There were some rare moments when the speaker applauded the president.

She stood up and clapped when Trump spoke of the need to depose Venezuelan President Nicolas Maduro and introduced opposition leader Juan Guaido, who stood in the gallery in the first lady’s box. Pelosi also stood and clapped when Trump spoke of spending on infrastructure, one of the few goals both parties agree on.

Although impeachment was not mentioned, Trump could not have missed the House lawmakers, or managers, who prosecuted the case. All but one were seated in the front row, just feet from the president they had impeached.

Pelosi was dressed in white and wearing the golden Mace of the Republic brooch she wore on the day she opened impeachment proceedings against Trump. The pin is a historic symbol of the legislative authority of the House, and Pelosi often wears it at high-profile events.

Trump was in a sour mood at last year’s State of the Union, having just caved on ending a 35-day government shutdown because of his insistence on border wall funding, and openly grousing about special counsel Robert Mueller’s investigation into Russian interference of the 2016 elections.

On Tuesday, the president had plenty to crow about: The Senate is about to acquit him on impeachment charges, his polls numbers are up, the strength of the economy was punctuated by Tuesday’s 408-point surge in the Dow Jones industrial average, and the glitches surrounding Monday’s Iowa Democratic caucus made a bad night for his opponents.

Despite the shadow of impeachment, some lawmakers put on a show of bipartisanship and fence-mending.

About two dozen House members from both sides of the aisle wore purple to promote unity during the president’s address.

The color – a mix of red and blue – is one of several worn by lawmakers sitting in the audience as Trump addressed the nation one day before the Senate was set to render a verdict in his impeachment trial, a dispute that has further divided Congress and the nation.

After Trump finished, Pelosi stuffed what remained of Trump’s ripped-up speech into a blue envelope. She showed it off to fellow Democrats, including Rep. Zoe Lofgren of California, one of the House managers prosecuting the impeachment case.

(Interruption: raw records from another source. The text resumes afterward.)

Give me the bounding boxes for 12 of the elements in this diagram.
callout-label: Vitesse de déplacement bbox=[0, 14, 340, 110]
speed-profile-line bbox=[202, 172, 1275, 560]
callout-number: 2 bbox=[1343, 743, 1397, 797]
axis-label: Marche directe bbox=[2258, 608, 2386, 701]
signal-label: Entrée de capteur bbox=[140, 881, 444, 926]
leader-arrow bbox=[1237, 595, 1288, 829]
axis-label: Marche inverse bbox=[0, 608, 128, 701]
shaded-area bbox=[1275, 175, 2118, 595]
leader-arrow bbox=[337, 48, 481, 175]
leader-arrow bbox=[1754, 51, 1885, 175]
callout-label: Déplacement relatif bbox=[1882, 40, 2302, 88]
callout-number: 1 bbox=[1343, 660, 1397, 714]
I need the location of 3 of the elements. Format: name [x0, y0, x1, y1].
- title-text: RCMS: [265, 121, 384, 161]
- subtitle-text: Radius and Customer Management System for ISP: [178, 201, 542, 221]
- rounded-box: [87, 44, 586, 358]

After she left the dais, she took the ripped pieces of paper from the envelope and waved them in the air to those left in the chamber and those in the public viewing gallery above the chamber.

As she waved the document, those in the audience could see the large and prevalent signature of the president.

As she left the the Capitol, a reporter asked her why she tore up the speech.

“Because it was the courteous thing to do considering the alternatives,” she said.

The White House responded in a tweet that Pelosi was ripping up more than a speech. Her act, it tweeted, belittled the people Trump championed in it, including Charles McGee, one of the last surviving members of the Tuskegee Airmen, and Kayla Mueller, a humanitarian aid worker tortured and killed by Islamic State militants.